Ever since its introduction, the XPC has been an incredible success for Shuttle, and the all-new P2 chassis expands on the popular P-series of chasses, giving it a face lift at the same time. The SN27P2 is the first barebones to use the new chassis - does it continue on the success story that many of the company's previous designs have followed? We have a look to find out...
Inside the box
- Shuttle Manual & Quick Reference;
- Driver CDs and Floppy disks;
- Extra single ended IDE cable;
- Extra 30cm SATA cable;
- Front metal feet with anti-scratch rubber tips;
- Molex adapter for floppy drive;
- Extra screws.
Shuttle includes most of everything you'll ever actually use in the unit itself.
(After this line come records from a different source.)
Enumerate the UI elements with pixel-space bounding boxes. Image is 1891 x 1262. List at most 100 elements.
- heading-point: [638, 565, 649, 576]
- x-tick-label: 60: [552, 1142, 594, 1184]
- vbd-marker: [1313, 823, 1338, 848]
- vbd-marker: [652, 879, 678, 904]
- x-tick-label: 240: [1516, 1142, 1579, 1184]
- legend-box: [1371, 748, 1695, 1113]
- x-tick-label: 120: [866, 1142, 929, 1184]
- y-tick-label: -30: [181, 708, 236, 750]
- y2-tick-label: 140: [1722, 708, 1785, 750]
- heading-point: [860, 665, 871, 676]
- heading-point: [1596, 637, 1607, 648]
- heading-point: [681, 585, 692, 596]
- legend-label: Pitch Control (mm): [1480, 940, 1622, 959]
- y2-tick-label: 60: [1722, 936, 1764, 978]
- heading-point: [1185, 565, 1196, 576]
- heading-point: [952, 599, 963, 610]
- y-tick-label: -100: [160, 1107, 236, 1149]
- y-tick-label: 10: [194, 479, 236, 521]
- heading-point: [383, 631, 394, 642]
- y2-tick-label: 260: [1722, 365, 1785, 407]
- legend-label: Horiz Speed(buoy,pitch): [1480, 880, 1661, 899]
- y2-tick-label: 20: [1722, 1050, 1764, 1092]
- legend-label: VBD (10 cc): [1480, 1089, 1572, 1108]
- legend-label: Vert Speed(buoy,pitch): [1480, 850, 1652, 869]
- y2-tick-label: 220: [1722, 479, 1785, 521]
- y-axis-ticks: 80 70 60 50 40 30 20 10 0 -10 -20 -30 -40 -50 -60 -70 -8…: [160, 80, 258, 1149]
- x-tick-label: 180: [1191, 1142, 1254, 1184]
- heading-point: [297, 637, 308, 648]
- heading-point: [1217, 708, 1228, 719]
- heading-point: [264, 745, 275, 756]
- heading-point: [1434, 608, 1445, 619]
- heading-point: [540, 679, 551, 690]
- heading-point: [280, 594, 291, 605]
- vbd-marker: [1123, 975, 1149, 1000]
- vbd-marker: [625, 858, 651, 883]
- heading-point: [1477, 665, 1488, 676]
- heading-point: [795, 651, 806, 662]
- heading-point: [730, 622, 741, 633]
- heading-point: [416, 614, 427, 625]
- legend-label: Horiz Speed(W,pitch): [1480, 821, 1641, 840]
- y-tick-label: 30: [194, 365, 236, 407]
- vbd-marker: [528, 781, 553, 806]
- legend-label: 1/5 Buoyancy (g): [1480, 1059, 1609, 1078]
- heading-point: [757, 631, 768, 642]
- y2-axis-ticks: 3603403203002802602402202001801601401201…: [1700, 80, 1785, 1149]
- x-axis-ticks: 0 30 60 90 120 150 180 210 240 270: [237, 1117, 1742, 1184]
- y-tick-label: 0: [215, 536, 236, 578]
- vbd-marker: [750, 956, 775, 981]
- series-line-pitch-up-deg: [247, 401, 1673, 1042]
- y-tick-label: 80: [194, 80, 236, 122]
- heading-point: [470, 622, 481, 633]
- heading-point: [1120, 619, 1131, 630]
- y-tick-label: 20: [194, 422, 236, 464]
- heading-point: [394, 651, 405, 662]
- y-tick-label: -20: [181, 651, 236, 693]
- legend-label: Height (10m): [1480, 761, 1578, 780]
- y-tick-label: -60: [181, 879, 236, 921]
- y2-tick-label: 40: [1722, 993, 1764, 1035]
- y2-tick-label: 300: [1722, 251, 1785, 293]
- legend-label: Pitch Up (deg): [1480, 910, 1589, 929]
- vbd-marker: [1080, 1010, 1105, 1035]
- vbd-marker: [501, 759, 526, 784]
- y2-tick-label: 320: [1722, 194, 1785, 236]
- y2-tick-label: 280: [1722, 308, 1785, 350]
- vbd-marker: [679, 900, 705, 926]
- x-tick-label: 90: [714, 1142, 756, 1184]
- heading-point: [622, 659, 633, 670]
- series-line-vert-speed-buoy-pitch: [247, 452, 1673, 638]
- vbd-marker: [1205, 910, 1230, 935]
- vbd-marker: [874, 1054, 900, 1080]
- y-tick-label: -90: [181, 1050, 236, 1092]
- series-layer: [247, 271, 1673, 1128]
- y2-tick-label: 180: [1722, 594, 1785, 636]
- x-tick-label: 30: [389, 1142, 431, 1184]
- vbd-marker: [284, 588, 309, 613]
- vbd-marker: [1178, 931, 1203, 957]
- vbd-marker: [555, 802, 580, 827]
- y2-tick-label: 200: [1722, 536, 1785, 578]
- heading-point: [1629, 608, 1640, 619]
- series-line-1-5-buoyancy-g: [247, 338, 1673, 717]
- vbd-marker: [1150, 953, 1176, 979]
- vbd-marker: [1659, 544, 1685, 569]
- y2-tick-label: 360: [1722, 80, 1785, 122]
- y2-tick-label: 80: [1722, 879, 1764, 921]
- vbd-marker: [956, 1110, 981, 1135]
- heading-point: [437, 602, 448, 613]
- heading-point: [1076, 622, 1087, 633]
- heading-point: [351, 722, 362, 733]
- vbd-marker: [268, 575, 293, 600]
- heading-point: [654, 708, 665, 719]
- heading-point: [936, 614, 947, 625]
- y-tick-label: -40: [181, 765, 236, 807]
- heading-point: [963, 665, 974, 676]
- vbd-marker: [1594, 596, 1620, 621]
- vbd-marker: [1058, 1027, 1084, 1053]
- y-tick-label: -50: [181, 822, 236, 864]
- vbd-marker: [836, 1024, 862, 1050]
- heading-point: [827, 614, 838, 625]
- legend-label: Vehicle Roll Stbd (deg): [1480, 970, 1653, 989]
It's a testament to Shuttle's extensive knowledge and vision of its XPC line that it provides the short SATA and floppy cables if you are looking to use floppy drive or a SATA hard disk in the central 3.5" drive bay. The rubber tipped feet are also a genius feature: they raise the front and look good, being all metallic, but don't leave dents or marks when you move the machine about.
Shuttle borrows the brushed aluminium look from its incredibly sexy G5 chassis but surrounds it with glossy plastic and funky new buttons to give it a look more fitting to a home theatre environment. The P2 chassis retains the same size specifications as the P chassis which is still larger than the G-series chasses.
The front is similar to the P-series in that it contains stealthed 5.25" and 3.5" bays and whilst the 3.5" bay is still a push to release, the 5.25" bay button for the disk drive has been moved to above the other silver "buttons". I say that in the sense that they look buttonious but in fact only two out of three of them are actually buttons.
The top one opens the 5.25" drive, the middle one is simply the hard drive activity LED and the bottom one is the power switch. The reset switch has been moved to the bottom underneath the flap which also contains the front audio ports, two USB 2.0 ports and a mini Firewire port. Gone is the integrated slot reader at the top, instead you'll have to install your own into the 3.5" bay or use an external USB one - that's a bit of a shame.
The sides are black anodised aluminium with plenty of ventilation holes for the CPU, graphics card and hard disks, and as usual you get an embossed shuttle logo too.
The rear has an interesting array of connectors on the back I/O panel. There are no PS/2 ports at all, however there are six USB 2.0 ports to compensate for the loss. There is also a six pin Firewire port, as well as an eSATA port, a single Gigabit Ethernet port and an array of audio plugs: five 3.5mm audio jacks, optical S/PDIF in and out and coaxial S/PDIF out. Finally, Shuttle has included a CMOS reset button on the back of the case so that you don't have to fiddle around inside the case all the time to reset failed overclocking attempts.
The PSU is above this and uses a quieter 80mm fan. The larger P-series chassis means that there is room for a bigger PSU, suitable for the latest dual core CPUs and high end graphics cards. The review unit we have includes a 350W unit, but Shuttle has told us that it will ship all retail SN27P2 barebones systems with a 400W unit installed - this is more than enough power for the form factor. There are some squared holes above this as vents for the two 60mm fans that cool the hard disks. They are somewhat limiting to airflow but because the case shell lip sits over the rear countersunk fan screws, putting on normal fan grills would just get in the way.